Contoh istidlal melalui qawa‘id lugawiyyah adalah kewajiban seseorang untuk menzakatkan penghasilan yang diperoleh melalui pekerjaannya dalam bidang jasa. Ulama menetapkan hukumnya berdasarkan dalil yang terdapat dalam Al-Qur’an surah al-Baqarah (2) ayat 267:
“…nafkahkanlah (di jalan Allah) sebagian dari hasil usahamu yang baik-baik dan sebagian dari apa yang Kami keluarkan dari bumi untuk kamu….”.
Kalimat hasil usaha (kasabtum) dalam ayat ini berarti umum, baik melalui perdagangan maupun melalui jasa. Karenanya, hasil pekerjaan dalam bidang jasa wajib dizakatkan berdasarkan keumuman ayat tersebut.
Istidlal melalui maqasid asy-syari‘ah bisa ditempuh melalui beberapa cara, yaitu: istihsan (kias kepada suatu kemaslahatan yang lebih besar), istislah (kaidah kemaslahatan), istishab, sadd adz-dzari‘ah (menutup seluruh jalan yang menuju pada segala sesuatu yang dilarang), dan melalui teori fath adz-dzari‘ah (kebalikan dari sadd adz-dzari‘ah).

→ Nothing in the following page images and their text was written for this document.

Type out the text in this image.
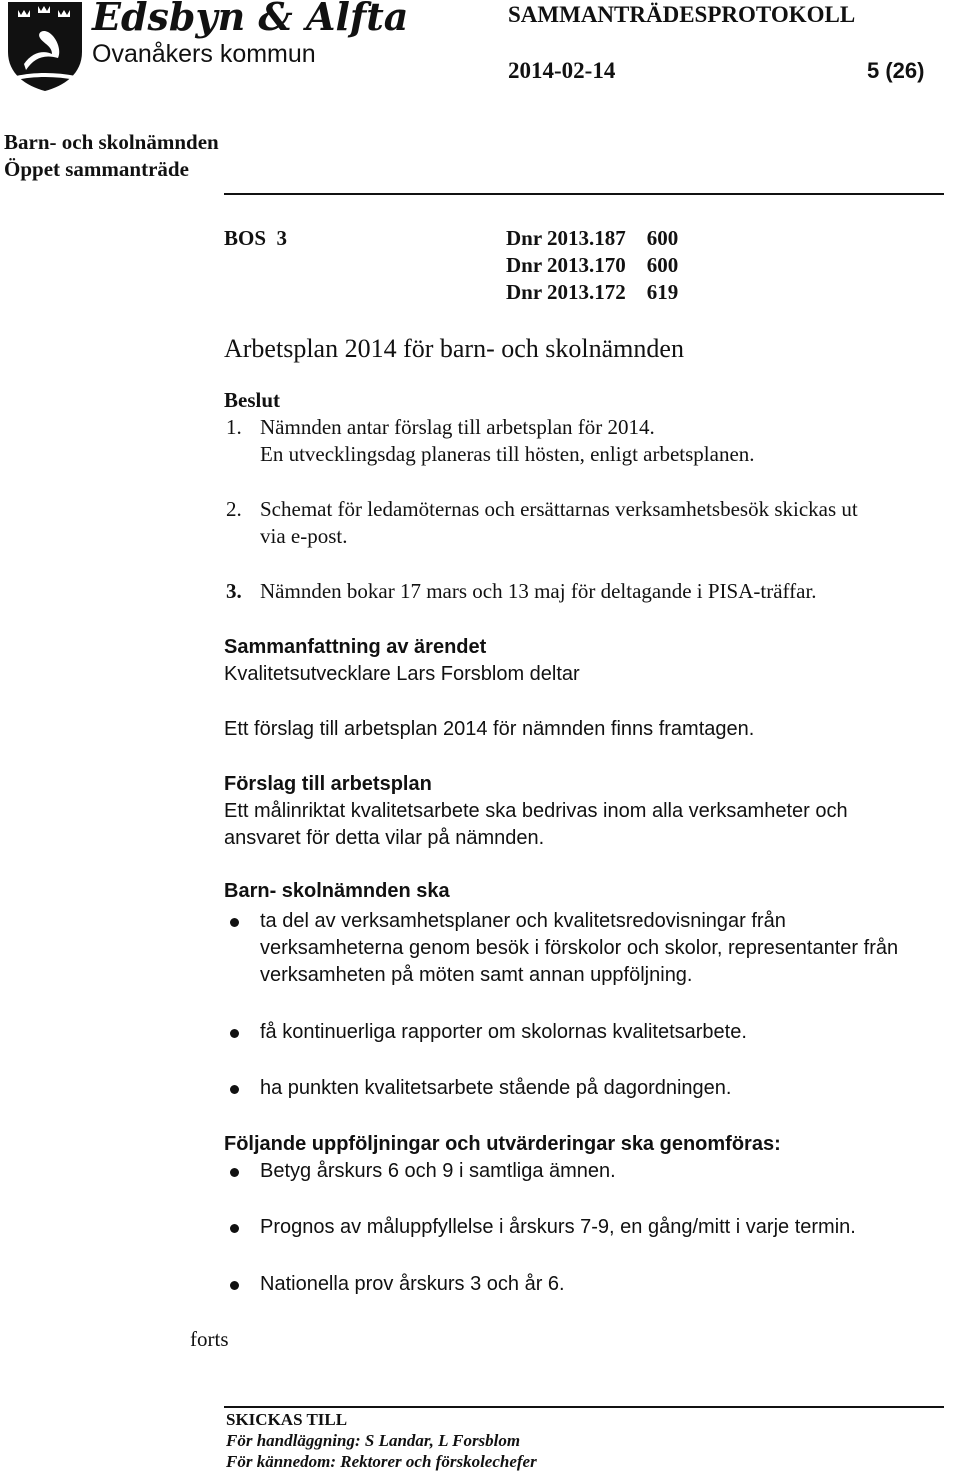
Edsbyn & Alfta
Ovanåkers kommun
SAMMANTRÄDESPROTOKOLL
2014-02-14	5 (26)
Barn- och skolnämnden
Öppet sammanträde
BOS  3	Dnr 2013.187    600
Dnr 2013.170    600
Dnr 2013.172    619
Arbetsplan 2014 för barn- och skolnämnden
Beslut
1. Nämnden antar förslag till arbetsplan för 2014.
En utvecklingsdag planeras till hösten, enligt arbetsplanen.
2. Schemat för ledamöternas och ersättarnas verksamhetsbesök skickas ut
via e-post.
3. Nämnden bokar 17 mars och 13 maj för deltagande i PISA-träffar.
Sammanfattning av ärendet
Kvalitetsutvecklare Lars Forsblom deltar
Ett förslag till arbetsplan 2014 för nämnden finns framtagen.
Förslag till arbetsplan
Ett målinriktat kvalitetsarbete ska bedrivas inom alla verksamheter och
ansvaret för detta vilar på nämnden.
Barn- skolnämnden ska
ta del av verksamhetsplaner och kvalitetsredovisningar från
verksamheterna genom besök i förskolor och skolor, representanter från
verksamheten på möten samt annan uppföljning.
få kontinuerliga rapporter om skolornas kvalitetsarbete.
ha punkten kvalitetsarbete stående på dagordningen.
Följande uppföljningar och utvärderingar ska genomföras:
Betyg årskurs 6 och 9 i samtliga ämnen.
Prognos av måluppfyllelse i årskurs 7-9, en gång/mitt i varje termin.
Nationella prov årskurs 3 och år 6.
forts
SKICKAS TILL
För handläggning: S Landar, L Forsblom
För kännedom: Rektorer och förskolechefer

Contoh istidlal melalui maqasid asy-syari‘ah adalah haramnya meminum wiski. Hukum meminum wiski dikiaskan berdasarkan hukum meminum khamar, karena keduanya mempunyai ilat (motivasi hukum) yang sama, yaitu memabukkan. Cara yang ditempuh mujtahid ini disebut istidlal qiyasi.

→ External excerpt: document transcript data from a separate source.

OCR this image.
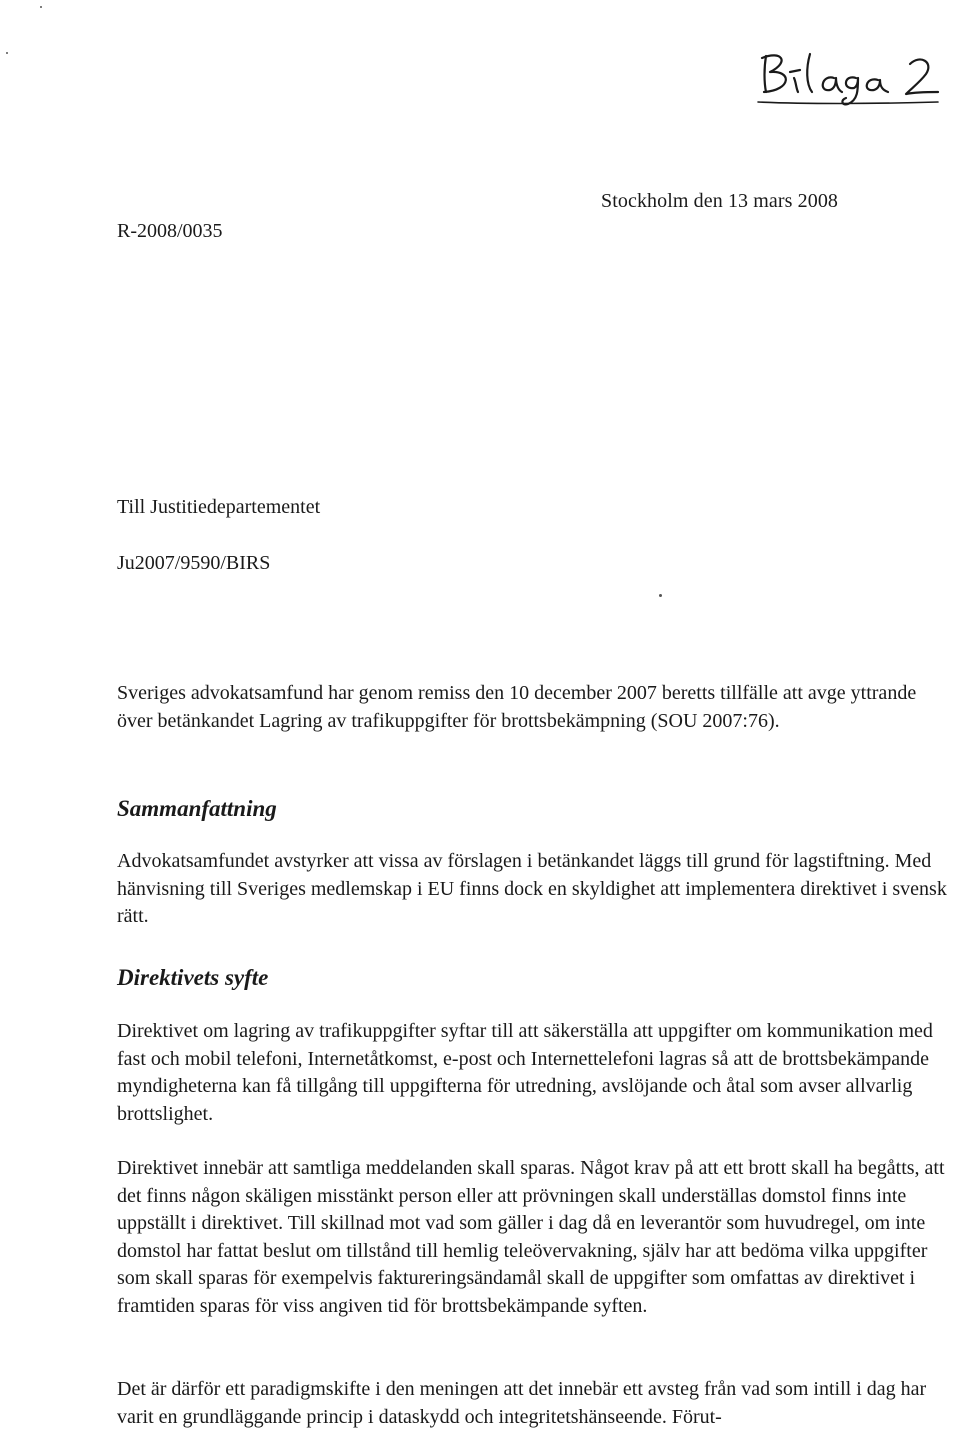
Stockholm den 13 mars 2008
R-2008/0035
Till Justitiedepartementet
Ju2007/9590/BIRS

Sveriges advokatsamfund har genom remiss den 10 december 2007 beretts tillfälle att avge yttrande över betänkandet Lagring av trafikuppgifter för brottsbekämpning (SOU 2007:76).

Sammanfattning

Advokatsamfundet avstyrker att vissa av förslagen i betänkandet läggs till grund för lagstiftning. Med hänvisning till Sveriges medlemskap i EU finns dock en skyldighet att implementera direktivet i svensk rätt.

Direktivets syfte

Direktivet om lagring av trafikuppgifter syftar till att säkerställa att uppgifter om kommunikation med fast och mobil telefoni, Internetåtkomst, e-post och Internettelefoni lagras så att de brottsbekämpande myndigheterna kan få tillgång till uppgifterna för utredning, avslöjande och åtal som avser allvarlig brottslighet.

Direktivet innebär att samtliga meddelanden skall sparas. Något krav på att ett brott skall ha begåtts, att det finns någon skäligen misstänkt person eller att prövningen skall underställas domstol finns inte uppställt i direktivet. Till skillnad mot vad som gäller i dag då en leverantör som huvudregel, om inte domstol har fattat beslut om tillstånd till hemlig teleövervakning, själv har att bedöma vilka uppgifter som skall sparas för exempelvis faktureringsändamål skall de uppgifter som omfattas av direktivet i framtiden sparas för viss angiven tid för brottsbekämpande syften.

Det är därför ett paradigmskifte i den meningen att det innebär ett avsteg från vad som intill i dag har varit en grundläggande princip i dataskydd och integritetshänseende. Förut-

Seorang mujtahid dapat memilih cara istidlal yang diinginkannya. Sebagai syaratnya, hukum yang akan ditetapkan harus dapat mencapai tujuan syarak. Hal ini berdasarkan pada kaidah fikih: “setiap tindakan yang tidak dapat mencapai maksudnya adalah batal” (kullu tasarruf taqa‘ud ‘an tahsili maqsudih bathil).
Unsur subjektif seorang mujtahid harus ditekan sekecil mungkin. Menurut Muhammad Said Ramadan al-Buti (ahli usul fikih Universitas Damascus), jika seorang mujtahid dipengaruhi unsur subjektif dalam menetapkan hukum, berarti ia melakukan tindakan yang dilarang syarak, yaitu al-hukm bi at-tasyahhi (menetapkan hukum melalui hawa nafsu).
DAFTAR PUSTAKA
Abu Zahrah, Muhammad. Ushul al-Fiqh. Cairo: Dar al-Fikr al-‘Arabi, t.t.
Bek, Muhammad Khudari. Ushul al-Fiqh. Beirut: Dar al-Fikr, 1988.
al-Buti, Muhammad Said Ramadan. Mabahits al-Kitab wa as-Sunnah min ‘Ilm al-Ushul, Damascus: Matba‘ah at-Ta‘awuniyyah, 1974.
Hasaballah, Ali. Ushul at-Tasyri‘ al-Islami. Cairo: Dar al-Ma‘arif, 1396 H/1976 M.
Khallaf, Abdul Wahhab. ‘Ilm Ushul al-Fiqh. Kuwait: Dar al-Qalam, 1983.
az-Zuhaili, Wahbah. al-Wasith fi Ushul al-Fiqh al-Islami. Damascus: Matba‘ah Dar al-Kitab, 1978.